Great changes have taken place in Sino-US relations after scores of years of development, as evidenced by frequent conduction of dialogues between the two countries and constant growth of their common interests. To be honest, however, their bilateral relations are still fragile and not so stable for one important reason – strategic suspicion of each other, a mentality that has never died out and tends to grow even stronger with China’s rise.
In their joint product Addressing U.S.-China Strategic Distrust, Chinese scholars Wang Jisi and Kenneth Lieberthal looked at the perception by the two countries of each other, presented a list of their specific suspicions, digged into the root causes of the mentality, and offered some solutions to the improvement and reversion of such a situation, an effort that has started a big stir once made public in China and the United States. Viewed as a whole, their work has won positive acknowledgement from the majority of their audience, who have agreed that absolution of suspicion and boost of trust of each other by the two countries from a strategic perspective will be of positive significance.
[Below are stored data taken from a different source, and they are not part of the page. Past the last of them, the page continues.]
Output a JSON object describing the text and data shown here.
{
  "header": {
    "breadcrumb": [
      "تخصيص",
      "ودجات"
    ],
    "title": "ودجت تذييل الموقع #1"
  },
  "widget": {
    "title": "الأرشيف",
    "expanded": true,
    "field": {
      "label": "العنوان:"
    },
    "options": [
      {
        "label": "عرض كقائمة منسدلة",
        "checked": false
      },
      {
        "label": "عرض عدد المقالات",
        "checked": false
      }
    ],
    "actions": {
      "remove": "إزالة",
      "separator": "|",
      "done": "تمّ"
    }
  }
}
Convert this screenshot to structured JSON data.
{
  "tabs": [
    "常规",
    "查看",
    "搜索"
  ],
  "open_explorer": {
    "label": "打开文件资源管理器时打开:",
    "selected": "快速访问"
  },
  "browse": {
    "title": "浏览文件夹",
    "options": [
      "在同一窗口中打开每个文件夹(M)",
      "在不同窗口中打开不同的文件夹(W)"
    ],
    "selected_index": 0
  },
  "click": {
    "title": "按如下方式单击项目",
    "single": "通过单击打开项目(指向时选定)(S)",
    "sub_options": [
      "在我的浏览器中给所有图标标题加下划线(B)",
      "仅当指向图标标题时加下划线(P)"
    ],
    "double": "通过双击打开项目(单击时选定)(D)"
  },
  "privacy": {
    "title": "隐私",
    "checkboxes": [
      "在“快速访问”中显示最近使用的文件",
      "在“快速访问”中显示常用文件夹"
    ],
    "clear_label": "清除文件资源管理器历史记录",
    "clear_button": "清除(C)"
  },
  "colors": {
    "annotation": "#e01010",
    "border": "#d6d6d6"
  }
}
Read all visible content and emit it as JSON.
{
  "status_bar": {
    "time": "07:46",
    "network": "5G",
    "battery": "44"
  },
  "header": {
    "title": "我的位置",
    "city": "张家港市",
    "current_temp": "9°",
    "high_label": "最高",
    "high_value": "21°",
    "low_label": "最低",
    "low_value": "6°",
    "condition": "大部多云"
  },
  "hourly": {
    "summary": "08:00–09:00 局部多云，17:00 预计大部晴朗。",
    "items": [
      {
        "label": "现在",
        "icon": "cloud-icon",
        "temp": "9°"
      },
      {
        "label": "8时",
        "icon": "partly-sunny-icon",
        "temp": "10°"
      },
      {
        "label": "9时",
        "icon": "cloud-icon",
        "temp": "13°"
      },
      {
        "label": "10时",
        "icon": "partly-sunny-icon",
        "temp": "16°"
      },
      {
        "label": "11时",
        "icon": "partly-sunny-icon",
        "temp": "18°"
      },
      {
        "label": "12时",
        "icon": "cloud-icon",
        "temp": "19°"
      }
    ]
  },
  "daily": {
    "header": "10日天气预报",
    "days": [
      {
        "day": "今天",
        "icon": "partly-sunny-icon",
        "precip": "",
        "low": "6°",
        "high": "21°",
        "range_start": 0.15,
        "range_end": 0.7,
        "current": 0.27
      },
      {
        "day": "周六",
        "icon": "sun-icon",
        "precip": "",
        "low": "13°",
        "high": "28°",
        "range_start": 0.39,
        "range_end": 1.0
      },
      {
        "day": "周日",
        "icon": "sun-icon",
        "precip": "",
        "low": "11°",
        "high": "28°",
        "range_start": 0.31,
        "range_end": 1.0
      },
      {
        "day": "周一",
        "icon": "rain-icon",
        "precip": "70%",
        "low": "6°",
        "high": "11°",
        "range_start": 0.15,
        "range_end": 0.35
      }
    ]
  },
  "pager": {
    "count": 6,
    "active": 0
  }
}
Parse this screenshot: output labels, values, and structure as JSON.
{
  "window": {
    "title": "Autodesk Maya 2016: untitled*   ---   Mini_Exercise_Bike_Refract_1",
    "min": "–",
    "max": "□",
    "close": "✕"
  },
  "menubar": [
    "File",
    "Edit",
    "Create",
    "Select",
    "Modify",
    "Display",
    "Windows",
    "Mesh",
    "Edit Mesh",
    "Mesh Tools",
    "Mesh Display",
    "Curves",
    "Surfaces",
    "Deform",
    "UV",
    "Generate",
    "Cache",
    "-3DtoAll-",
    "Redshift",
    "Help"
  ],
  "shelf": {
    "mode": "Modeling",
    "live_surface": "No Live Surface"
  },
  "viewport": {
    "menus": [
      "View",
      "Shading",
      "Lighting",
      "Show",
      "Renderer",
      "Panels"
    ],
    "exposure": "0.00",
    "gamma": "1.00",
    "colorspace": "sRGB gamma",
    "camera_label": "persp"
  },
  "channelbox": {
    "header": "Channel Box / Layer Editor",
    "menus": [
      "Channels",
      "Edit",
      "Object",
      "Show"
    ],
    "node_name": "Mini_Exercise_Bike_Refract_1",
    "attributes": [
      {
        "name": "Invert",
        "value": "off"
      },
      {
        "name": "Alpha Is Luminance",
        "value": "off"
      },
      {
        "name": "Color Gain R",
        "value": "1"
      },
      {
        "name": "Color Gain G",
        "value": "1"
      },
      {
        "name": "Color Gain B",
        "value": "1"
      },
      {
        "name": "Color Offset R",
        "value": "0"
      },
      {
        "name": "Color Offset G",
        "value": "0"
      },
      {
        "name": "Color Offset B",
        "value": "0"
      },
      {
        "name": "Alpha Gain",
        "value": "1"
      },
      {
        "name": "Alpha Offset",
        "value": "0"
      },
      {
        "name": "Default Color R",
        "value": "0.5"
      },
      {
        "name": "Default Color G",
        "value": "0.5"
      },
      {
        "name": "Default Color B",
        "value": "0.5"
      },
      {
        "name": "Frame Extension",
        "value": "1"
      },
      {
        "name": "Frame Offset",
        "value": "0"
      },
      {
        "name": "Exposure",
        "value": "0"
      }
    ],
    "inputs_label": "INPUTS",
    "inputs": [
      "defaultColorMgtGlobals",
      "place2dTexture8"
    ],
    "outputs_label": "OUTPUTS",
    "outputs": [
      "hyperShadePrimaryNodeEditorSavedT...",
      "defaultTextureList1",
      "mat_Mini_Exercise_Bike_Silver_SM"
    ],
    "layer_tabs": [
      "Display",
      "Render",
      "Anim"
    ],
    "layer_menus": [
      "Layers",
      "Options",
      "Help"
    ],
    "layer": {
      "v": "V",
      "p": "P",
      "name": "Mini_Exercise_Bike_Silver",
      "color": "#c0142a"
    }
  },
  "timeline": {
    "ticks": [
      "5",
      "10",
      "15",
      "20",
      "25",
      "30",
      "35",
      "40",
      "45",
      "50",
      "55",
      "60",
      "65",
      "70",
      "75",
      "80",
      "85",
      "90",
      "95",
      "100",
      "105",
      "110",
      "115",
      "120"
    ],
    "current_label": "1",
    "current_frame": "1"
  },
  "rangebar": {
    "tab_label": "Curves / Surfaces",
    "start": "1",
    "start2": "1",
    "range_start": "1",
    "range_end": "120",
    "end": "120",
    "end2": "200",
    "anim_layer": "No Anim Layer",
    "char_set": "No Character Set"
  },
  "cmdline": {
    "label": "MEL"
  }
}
Yet disagreements and even counterviews have been heard both in China and the United States, coming from people whose arguments can be generalized as follows:
l For the purpose of maintaining the momentum of development of Sino-US relations, it is advisable to remain ambiguous rather than become so straightforward when discussing the issue
l Since true strategic trust can never be achieved between China and the United States and strategic suspicion will always remain the reality featuring their relations, both countries should focus efforts on managing their rivalry against each other rather than attempt to absolve suspicion.
l The two scholars have sounded over-pessimistic because viewed as a whole, Sino-US relations have remained comparatively or even fairly healthy instead of falling into a historical abyss of mutual suspicion.
I disagree with the first viewpoint because, with or without any conclusive evidence, strategic suspicion of each other does have become a major obstacle blocking the in-depth development of Sino-US relations. Exposure of this issue, be it a showy spotlight or an undercurrent, will not only gradually relieve the two countries from their bewilderment in policy execution due to their play of a ‘double-dealing’ trick – cooperation in words but watchout against each other in deeds, but also bring them to act according to the real situation and lessen their misunderstanding of each other due to divergence of viewpoints and perceptions. In addition, it will facilitate their effective control of the structural dispute that can hardly be settled any soon. To face their strategic suspicion of each other and deal with it in an effective way will signify the maturity of their bilateral relations.
Neither do I agree with the second viewpoint, because it is a conclusion running counter to the original intention of the authors. The practical objective of fostering strategic trust between China and the United States is to bring them to value each other’s core interests, know their respective bottom lines, work out confidence-building measures, and enter into active cooperation in fields of common interests. This is an objective not so difficult to achieve. After years of communication and mutual adaption, certain strategic trust has already been founded between the two countries (even when it comes to issues relating to Taiwan). What is to be newly desired is their effort to extend its range and coverage. So far as their bilateral relations are concerned, it is of equal importance for China and the United States to step up their efforts in competition and crisis management, and to foster strategic trust of each other. Overemphasis of the former signifies excessive pessimism about Sino-US relations because it counts them as similar to those between the United States and the former Soviet Union, while overemphasis of the latter sounds a little bit too optimistic because it goes beyond the real situation. From a long point of view, to bring the latter into the fore will be the direction for both China and the United States to work into.
To some extent, I agree with the third viewpoint (as represented by Bader, a former official in the Obama administration) because it stands for a more positive evaluation of Sino-US relations and looks at them with a comparatively more realistic eye, an attitude that will lead to a more comprehensive and objective understanding of the bilateral relations between China and the United States. It is a pity, however, that lots of people in China and the United States, including some officials of weight, do not share this viewpoint and choose to embrace an extremely pessimistic attitude. So far as its basic analyses are concerned, this viewpoint does not run off the course taken by the two scholars, although it looks at the issue from a different point of view. As a matter of fact, it is a supplement to the conclusion made by the two authors
In one word, to face the issue of mutual strategic mistrust between China and the United States and handle it in an effective way under the present-day situation has become a task that must be entered into their work agendas. The governments and think tanks in both countries should enthusiastically engage themselves in dialogues on this issue, all for just one purpose: to manage the competition and conflicts between their countries, to lessen misunderstanding, to increase mutual trust, to strengthen cooperation, and to truly foster a new type of relationship of mutual benefit and win-win between the two big powers
The author is Chairman of the Academic Committee of China Foundation for International and Strategic Studies.